Разве это не смешно?
— Не слишком, — заметил он абсолютно справедливо, — но мне трудно это понять, меня никогда не интересовала карьера определенного толка. Как правило, имеются два мотива — властолюбие и стяжательство. Чего тебе не хватало?
— Сейчас ты пытаешься засунуть меня в рамки действующей агрессивно-патриархальной модели. Но власть для меня, как и для большинства женщин — это всего лишь средство для конструктивных изменений к лучшему, не более… Впрочем, это отдельный разговор… Ты разрешишь сделать мне несколько звонков в связи с отъездом?
— Ради бога! Я уйду на кухню.
Я коротко попрощалась со своими старыми и новыми друзьями и выслушала добрые пожелания в свой адрес. Уж, чем-чем, а дружбой в этой жизни обделена я не была! Как много замечательных писем хранилось бы сейчас в музеях, родись я лет на сто пятьдесят — двести раньше всеобщей телефонизации!
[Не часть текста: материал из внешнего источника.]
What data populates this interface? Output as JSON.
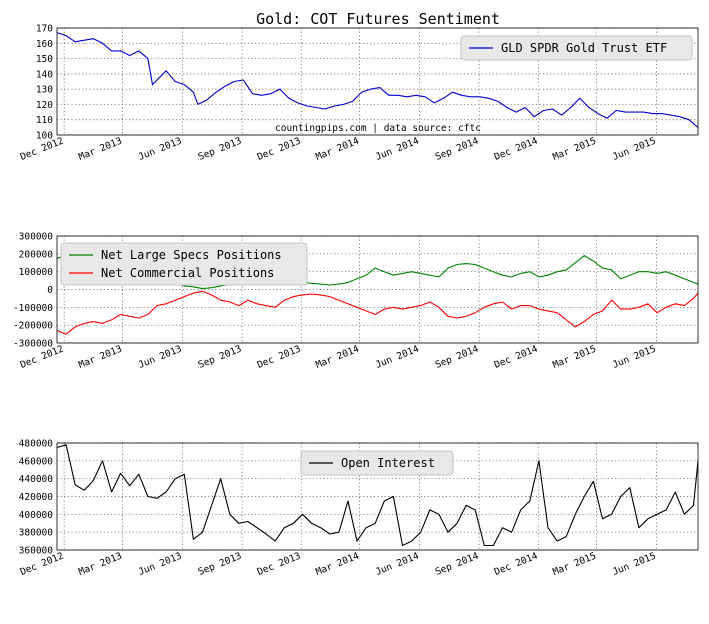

Я украшала бы эти письма маленькими черненькими силуэтами, испещряя витиеватые строчки взволнованными знаками вопросов и восклицаний, и небрежно зачеркнутые фразы свидетельствовали бы только об одном — раздвоенное гусиное перо не поспевает за движениями души, как клавиатура Pentium, которая так и норовит бежать впереди еще толком не оформленной мысли, вставляя неуместные замечания типа: «предложение слишком длинное с точки зрения выбранного вами пиитического штиля», либо: «слово вульгарное и не подходит для деловой переписки новых русских».
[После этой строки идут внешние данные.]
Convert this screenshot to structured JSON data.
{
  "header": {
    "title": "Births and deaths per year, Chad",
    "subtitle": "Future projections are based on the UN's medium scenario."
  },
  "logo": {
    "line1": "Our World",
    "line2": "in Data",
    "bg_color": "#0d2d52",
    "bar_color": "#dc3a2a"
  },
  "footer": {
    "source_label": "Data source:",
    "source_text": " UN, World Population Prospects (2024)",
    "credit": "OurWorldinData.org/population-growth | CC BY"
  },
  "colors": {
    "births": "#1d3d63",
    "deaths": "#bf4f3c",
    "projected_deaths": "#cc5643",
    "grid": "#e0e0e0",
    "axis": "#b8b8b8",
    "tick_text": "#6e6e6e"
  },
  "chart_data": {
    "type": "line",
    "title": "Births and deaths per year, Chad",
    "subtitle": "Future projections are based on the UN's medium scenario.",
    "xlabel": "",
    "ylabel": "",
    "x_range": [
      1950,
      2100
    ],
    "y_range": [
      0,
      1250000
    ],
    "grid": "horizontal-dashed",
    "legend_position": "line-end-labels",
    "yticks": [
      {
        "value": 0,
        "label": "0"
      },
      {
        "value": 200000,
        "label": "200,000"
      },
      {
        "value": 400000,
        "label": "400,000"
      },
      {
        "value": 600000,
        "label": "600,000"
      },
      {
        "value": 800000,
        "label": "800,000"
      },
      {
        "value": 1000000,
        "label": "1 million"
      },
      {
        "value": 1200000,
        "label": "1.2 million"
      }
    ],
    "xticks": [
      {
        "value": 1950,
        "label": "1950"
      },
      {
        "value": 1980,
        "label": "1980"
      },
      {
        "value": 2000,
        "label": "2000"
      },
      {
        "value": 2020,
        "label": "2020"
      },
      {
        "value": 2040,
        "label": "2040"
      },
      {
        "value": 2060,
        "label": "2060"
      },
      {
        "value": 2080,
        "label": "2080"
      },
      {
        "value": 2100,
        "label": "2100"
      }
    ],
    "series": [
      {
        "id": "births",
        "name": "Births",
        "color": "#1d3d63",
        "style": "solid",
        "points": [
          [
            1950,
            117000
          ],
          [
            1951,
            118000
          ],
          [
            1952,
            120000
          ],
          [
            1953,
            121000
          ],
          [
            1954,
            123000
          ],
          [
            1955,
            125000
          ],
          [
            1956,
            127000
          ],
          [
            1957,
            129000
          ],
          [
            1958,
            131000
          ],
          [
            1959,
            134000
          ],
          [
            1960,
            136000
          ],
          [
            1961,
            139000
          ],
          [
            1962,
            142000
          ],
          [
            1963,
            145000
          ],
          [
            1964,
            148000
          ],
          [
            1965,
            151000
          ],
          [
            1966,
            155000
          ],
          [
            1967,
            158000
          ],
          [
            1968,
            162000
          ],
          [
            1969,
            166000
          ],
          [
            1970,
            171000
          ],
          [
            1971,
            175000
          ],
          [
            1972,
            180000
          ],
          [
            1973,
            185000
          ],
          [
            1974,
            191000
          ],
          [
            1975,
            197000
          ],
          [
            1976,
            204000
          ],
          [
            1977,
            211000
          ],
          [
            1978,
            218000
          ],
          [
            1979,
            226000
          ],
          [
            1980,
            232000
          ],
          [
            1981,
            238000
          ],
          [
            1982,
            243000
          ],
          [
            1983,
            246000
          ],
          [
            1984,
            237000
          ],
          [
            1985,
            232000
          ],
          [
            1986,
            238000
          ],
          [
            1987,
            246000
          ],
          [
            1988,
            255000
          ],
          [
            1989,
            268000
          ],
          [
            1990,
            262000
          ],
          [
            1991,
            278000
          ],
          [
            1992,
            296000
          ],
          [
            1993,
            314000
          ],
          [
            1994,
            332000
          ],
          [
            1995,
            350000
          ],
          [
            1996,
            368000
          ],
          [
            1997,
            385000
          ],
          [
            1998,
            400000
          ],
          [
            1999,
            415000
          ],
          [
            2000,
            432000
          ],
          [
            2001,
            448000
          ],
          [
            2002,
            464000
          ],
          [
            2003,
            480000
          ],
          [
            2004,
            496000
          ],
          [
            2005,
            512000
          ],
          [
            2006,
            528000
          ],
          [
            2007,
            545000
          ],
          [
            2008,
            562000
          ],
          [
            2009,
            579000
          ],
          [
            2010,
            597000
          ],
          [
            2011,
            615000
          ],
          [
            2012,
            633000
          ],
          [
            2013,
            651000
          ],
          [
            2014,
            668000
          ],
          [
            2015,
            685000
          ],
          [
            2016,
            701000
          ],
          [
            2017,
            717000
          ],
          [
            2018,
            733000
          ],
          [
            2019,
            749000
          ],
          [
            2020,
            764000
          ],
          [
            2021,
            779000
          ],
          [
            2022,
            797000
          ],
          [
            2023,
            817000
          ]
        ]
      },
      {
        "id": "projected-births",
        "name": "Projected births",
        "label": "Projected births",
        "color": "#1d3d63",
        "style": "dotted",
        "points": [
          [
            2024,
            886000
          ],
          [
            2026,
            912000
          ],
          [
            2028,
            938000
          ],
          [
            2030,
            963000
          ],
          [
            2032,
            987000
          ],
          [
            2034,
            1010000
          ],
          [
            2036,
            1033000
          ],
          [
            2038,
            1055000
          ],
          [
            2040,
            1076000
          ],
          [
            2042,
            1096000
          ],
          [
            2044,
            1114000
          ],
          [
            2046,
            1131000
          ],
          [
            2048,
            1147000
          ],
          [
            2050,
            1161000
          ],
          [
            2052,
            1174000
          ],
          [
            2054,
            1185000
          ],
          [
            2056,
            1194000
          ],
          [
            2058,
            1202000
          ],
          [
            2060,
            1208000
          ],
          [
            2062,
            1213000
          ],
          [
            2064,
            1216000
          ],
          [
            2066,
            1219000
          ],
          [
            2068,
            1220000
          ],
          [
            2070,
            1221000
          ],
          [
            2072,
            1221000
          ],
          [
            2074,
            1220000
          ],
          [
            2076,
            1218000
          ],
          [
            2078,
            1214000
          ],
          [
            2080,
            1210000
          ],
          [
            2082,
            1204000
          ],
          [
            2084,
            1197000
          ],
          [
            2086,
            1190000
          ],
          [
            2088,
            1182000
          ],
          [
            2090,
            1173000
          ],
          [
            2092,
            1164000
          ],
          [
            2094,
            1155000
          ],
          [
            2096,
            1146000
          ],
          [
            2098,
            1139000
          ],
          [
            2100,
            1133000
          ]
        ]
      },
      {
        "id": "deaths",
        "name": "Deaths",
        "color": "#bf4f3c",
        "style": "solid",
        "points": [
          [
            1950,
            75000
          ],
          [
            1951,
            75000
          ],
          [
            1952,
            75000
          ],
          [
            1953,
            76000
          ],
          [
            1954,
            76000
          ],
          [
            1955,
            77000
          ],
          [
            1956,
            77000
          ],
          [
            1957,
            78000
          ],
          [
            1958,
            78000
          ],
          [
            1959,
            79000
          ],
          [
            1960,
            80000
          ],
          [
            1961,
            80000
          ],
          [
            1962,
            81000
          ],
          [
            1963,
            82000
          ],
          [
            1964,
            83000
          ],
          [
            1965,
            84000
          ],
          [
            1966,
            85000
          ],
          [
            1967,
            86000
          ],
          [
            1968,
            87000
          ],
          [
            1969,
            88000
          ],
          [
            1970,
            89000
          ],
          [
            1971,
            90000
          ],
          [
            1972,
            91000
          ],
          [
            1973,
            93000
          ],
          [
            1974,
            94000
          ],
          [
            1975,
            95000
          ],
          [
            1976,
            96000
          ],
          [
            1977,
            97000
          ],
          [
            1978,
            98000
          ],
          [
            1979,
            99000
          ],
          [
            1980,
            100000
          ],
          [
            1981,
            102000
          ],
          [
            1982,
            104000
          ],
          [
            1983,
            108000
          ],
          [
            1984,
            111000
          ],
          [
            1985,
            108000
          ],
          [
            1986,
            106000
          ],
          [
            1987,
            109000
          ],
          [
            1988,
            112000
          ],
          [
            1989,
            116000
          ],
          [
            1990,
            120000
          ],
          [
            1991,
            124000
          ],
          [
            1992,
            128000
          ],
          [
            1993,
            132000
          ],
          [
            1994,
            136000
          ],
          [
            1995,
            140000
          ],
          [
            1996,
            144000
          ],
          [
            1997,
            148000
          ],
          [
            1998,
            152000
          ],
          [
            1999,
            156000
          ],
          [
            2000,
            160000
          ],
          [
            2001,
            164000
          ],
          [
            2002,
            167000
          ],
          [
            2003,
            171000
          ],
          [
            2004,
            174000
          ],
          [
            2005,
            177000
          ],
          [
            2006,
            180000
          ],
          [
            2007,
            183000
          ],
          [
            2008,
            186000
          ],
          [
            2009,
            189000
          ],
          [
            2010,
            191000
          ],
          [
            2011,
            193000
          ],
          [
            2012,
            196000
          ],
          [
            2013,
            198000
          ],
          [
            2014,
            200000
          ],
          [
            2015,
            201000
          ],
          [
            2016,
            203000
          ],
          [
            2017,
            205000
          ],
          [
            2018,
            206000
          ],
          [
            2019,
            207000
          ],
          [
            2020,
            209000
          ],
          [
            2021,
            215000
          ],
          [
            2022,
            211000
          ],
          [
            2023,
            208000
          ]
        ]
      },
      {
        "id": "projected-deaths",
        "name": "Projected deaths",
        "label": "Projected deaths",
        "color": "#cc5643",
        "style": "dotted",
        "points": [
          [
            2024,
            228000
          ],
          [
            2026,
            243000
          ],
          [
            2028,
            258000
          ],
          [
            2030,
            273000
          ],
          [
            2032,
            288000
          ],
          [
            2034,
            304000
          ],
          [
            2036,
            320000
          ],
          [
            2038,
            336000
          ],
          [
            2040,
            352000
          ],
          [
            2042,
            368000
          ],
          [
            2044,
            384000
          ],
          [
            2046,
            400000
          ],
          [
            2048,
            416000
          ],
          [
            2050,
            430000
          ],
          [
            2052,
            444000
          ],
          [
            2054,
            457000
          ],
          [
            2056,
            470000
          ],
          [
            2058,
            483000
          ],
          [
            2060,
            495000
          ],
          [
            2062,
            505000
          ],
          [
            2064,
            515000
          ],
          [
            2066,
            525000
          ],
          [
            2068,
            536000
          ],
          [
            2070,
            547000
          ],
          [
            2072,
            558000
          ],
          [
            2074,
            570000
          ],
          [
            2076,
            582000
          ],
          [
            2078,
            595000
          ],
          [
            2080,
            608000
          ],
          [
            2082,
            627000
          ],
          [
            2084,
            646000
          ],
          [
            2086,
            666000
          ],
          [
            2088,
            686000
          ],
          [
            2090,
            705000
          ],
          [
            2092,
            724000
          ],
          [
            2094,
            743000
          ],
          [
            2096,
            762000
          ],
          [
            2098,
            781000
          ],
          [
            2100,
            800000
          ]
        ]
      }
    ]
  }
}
— Мой милый, — укоряла бы я Барона из Михайловского, — поэзия твой родной язык, слышно по выговору, но, кто ж виноват, что ты столь же редко говоришь на нем, как дамы 1807-го года на славяно-росском?
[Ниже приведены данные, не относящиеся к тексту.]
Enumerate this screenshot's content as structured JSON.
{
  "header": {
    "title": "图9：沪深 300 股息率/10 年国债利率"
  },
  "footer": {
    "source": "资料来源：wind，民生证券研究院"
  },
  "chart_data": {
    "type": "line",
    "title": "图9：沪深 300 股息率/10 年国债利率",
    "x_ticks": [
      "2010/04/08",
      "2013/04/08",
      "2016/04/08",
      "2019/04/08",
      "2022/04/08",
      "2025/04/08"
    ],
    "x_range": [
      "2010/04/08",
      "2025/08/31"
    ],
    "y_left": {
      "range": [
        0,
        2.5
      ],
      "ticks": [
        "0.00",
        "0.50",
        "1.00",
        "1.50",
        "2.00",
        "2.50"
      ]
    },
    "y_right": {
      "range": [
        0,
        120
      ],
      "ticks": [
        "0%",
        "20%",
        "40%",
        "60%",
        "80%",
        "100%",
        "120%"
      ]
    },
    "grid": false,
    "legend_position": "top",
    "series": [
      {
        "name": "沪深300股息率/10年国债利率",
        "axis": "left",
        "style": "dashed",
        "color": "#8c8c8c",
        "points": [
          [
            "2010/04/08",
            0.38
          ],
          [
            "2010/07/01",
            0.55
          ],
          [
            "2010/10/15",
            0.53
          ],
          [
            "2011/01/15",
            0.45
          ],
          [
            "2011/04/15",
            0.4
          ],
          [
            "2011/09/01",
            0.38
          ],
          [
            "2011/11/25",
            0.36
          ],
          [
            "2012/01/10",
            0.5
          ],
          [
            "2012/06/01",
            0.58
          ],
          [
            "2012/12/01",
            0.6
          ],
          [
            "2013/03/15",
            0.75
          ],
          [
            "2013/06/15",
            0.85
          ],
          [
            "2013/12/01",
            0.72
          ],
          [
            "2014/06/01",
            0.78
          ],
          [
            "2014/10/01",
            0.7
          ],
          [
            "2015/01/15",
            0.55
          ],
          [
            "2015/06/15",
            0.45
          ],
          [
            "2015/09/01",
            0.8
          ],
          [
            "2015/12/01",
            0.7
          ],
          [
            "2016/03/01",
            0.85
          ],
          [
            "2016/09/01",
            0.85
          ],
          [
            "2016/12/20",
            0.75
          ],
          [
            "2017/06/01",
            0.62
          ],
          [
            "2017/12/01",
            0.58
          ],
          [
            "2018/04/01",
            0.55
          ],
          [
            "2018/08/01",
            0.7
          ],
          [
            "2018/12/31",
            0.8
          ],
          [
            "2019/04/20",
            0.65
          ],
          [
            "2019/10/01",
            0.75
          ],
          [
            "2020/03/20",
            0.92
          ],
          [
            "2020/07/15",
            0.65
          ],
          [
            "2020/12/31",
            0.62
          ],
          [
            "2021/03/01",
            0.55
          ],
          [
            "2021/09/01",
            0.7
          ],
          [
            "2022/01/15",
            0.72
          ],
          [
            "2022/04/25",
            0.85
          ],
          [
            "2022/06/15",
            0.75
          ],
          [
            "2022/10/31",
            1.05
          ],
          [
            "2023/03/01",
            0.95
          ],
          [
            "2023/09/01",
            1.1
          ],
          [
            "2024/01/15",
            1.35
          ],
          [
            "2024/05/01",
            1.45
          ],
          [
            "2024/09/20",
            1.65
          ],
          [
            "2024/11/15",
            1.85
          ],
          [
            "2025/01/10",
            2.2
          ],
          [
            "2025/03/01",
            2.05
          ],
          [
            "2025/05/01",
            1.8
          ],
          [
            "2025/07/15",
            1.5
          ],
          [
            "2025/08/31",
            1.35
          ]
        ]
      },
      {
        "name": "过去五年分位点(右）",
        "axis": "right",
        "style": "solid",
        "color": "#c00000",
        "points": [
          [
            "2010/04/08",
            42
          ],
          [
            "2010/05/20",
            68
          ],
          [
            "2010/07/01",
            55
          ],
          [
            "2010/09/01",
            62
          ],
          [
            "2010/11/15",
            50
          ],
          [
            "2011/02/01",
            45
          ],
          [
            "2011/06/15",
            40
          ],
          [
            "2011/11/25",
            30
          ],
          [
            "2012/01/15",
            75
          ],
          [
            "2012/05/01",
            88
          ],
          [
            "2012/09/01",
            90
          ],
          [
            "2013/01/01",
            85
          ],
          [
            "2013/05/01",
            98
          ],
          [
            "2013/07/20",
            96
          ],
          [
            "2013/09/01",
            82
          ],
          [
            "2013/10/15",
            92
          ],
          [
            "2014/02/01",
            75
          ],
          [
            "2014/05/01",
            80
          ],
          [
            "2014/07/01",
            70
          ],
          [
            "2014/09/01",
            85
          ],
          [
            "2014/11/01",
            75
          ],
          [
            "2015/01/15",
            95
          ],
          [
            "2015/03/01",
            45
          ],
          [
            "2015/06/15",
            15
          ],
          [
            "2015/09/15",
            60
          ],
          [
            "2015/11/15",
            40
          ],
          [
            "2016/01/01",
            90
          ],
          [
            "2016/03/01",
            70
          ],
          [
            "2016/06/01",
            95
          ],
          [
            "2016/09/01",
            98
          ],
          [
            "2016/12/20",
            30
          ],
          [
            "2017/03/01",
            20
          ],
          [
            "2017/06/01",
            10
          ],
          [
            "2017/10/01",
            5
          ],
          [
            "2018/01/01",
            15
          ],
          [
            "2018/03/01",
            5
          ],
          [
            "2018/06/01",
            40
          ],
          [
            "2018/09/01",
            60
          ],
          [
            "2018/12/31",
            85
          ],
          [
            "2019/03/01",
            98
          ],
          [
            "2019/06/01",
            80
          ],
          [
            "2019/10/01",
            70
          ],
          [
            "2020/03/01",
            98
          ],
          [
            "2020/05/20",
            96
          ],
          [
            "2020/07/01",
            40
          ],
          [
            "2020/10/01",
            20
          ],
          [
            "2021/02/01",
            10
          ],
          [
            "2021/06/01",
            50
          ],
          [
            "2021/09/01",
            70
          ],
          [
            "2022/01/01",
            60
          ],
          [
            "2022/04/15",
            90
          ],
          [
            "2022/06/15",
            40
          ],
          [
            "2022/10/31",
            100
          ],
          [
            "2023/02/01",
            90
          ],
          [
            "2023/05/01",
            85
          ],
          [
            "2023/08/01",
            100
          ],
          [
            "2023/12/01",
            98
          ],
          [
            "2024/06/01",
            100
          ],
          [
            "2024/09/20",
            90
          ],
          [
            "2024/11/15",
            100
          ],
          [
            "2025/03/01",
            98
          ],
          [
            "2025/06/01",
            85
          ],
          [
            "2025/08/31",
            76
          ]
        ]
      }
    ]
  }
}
— Пишу тебе в гостях с разбитой рукой — упал на льду не с лошади, а с лошадью; большая разница для моего наезднического честолюбия, — писал бы он мне из Тригорского, — пришли мне бумаги почтовой и простой, если вина, так и сыру не забудь, и (говоря по делилевски) витую сталь, пронзающую засмоленную главу бутылки — т. е. штопер.
Говорить по делилевски, вероятно, и означало для Барона использовать поэзию как свой родной язык, и тогда мы оба понимали бы это выражение совершенно точно, а сейчас, спустя сто шестьдесят пять лет, смысл его, утерянный в складках истории, для нас обоих был понятен скорее интуитивно. С записками в дупло, правда, получилась бы накладка — их попросту бы не оказалось, как и в романе, но исследователи дупла, предпочитая расхожее мнение первоисточнику, решили бы, что самое интимное я сжигала упоительными российскими вечерами в большом камине.